Everyone Should Get an Education

An Education

(PG-13)

What a remarkably lovely film An Education is. Before I had even seen it, I had already been wooed by its promise of a Nick Hornby screenplay, Carey Mulligan and the sheer Britishness of it all. (I am a bit of an Anglophile.) What I pleasantly discovered was that my every hope was fulfilled by this enchanting film.

Peter Sarsgaard and Carey Mulligan

Intelligent and mature for her 16 years, Jenny Miller (Academy Award nominee Mulligan) dreams of little more than escaping her tiny life in a London suburb with her bourgeois parents (Alfred Molina and Cara Seymour). With her father pushing her toward Oxford, Jenny spends her days studying classic works of Brit lit and translating Latin in preparation for her A-levels.

But then she meets David Goldman (Peter Sarsgaard), an exciting older man with a sports car and a seemingly endless disposable income, the perfect combination to woo an impressionable teenage girl who dreams of life as a Parisian sophisticate. David charms the entire Miller family right up until the impending moment that his dream life proves too good to be true.

Sporting one of the year’s buzziest performances, An Education is much more than just Mulligan’s coming out party. Hornby’s second screenplay—and first not based on one of his own works—is a significant improvement over his first, 1997’s Fever Pitch. As in his best novels (High Fidelity, About a Boy and Juliet, Naked), he engages his reader/viewer with witty insight from appealing people suffering from light melodramatics.

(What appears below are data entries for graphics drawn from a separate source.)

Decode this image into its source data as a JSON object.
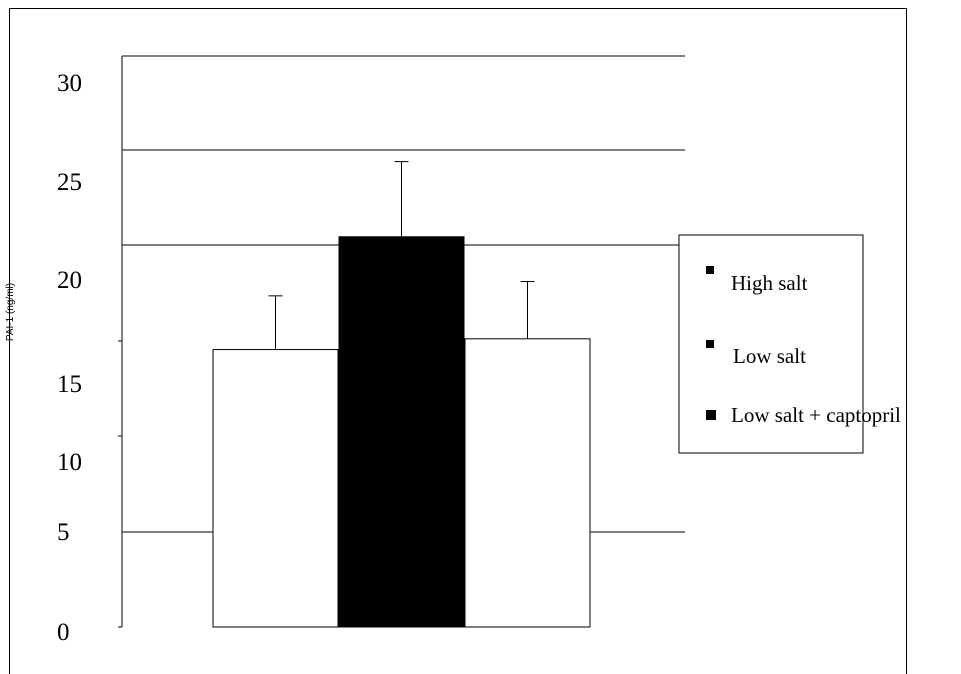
{
  "chart_data": {
    "type": "bar",
    "title": "",
    "xlabel": "",
    "ylabel": "PAI-1 (ng/ml)",
    "y_tick_labels": [
      "0",
      "5",
      "10",
      "15",
      "20",
      "25",
      "30"
    ],
    "ylim": [
      0,
      30
    ],
    "categories": [
      "High salt",
      "Low salt",
      "Low salt + captopril"
    ],
    "series": [
      {
        "values": [
          15.5,
          21.8,
          16.1
        ],
        "errors": [
          3.0,
          4.2,
          3.2
        ]
      }
    ],
    "colors": {
      "High salt": "#ffffff",
      "Low salt": "#000000",
      "Low salt + captopril": "#ffffff"
    },
    "legend": {
      "position": "right",
      "entries": [
        "High salt",
        "Low salt",
        "Low salt + captopril"
      ]
    },
    "grid": true
  }
}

In adapting Lynn Barber’s autobiographical essay, he has created his best female character. As Jenny, Mulligan possesses a winning innocence, a commanding presence, and a highly contagious laugh; I’m curious to see what she does in her next high-profile gig, April’s Wall Street sequel.

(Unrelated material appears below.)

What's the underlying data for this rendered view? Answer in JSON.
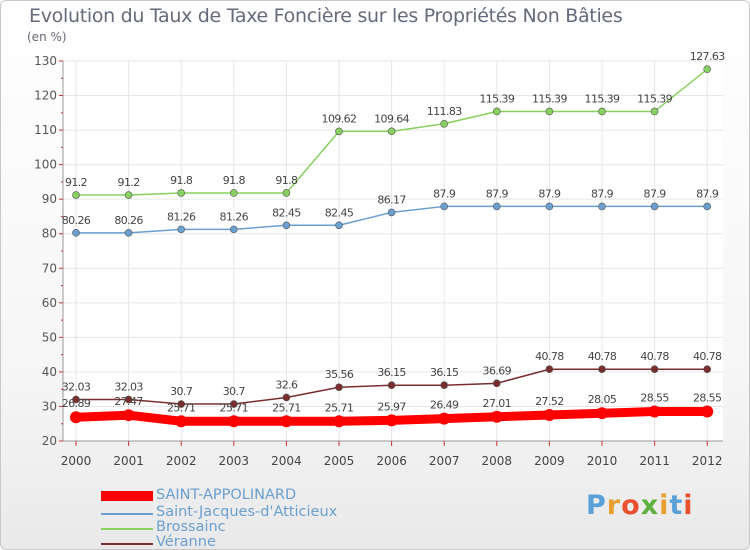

In any previous year, An Education would not have cracked the Oscar top five, but the expansion to 10 Best Picture nominees opened up a spot for this slight delight. That being said, it is little surprise, though dashedly unfair, that Danish director Lone Scherfig goes unnoticed in the direction category even as the film, its lead actress and Hornby’s script are named some of the year’s best. For the first time in weeks, An Education has given me a new film that I can wholeheartedly, unreservedly recommend.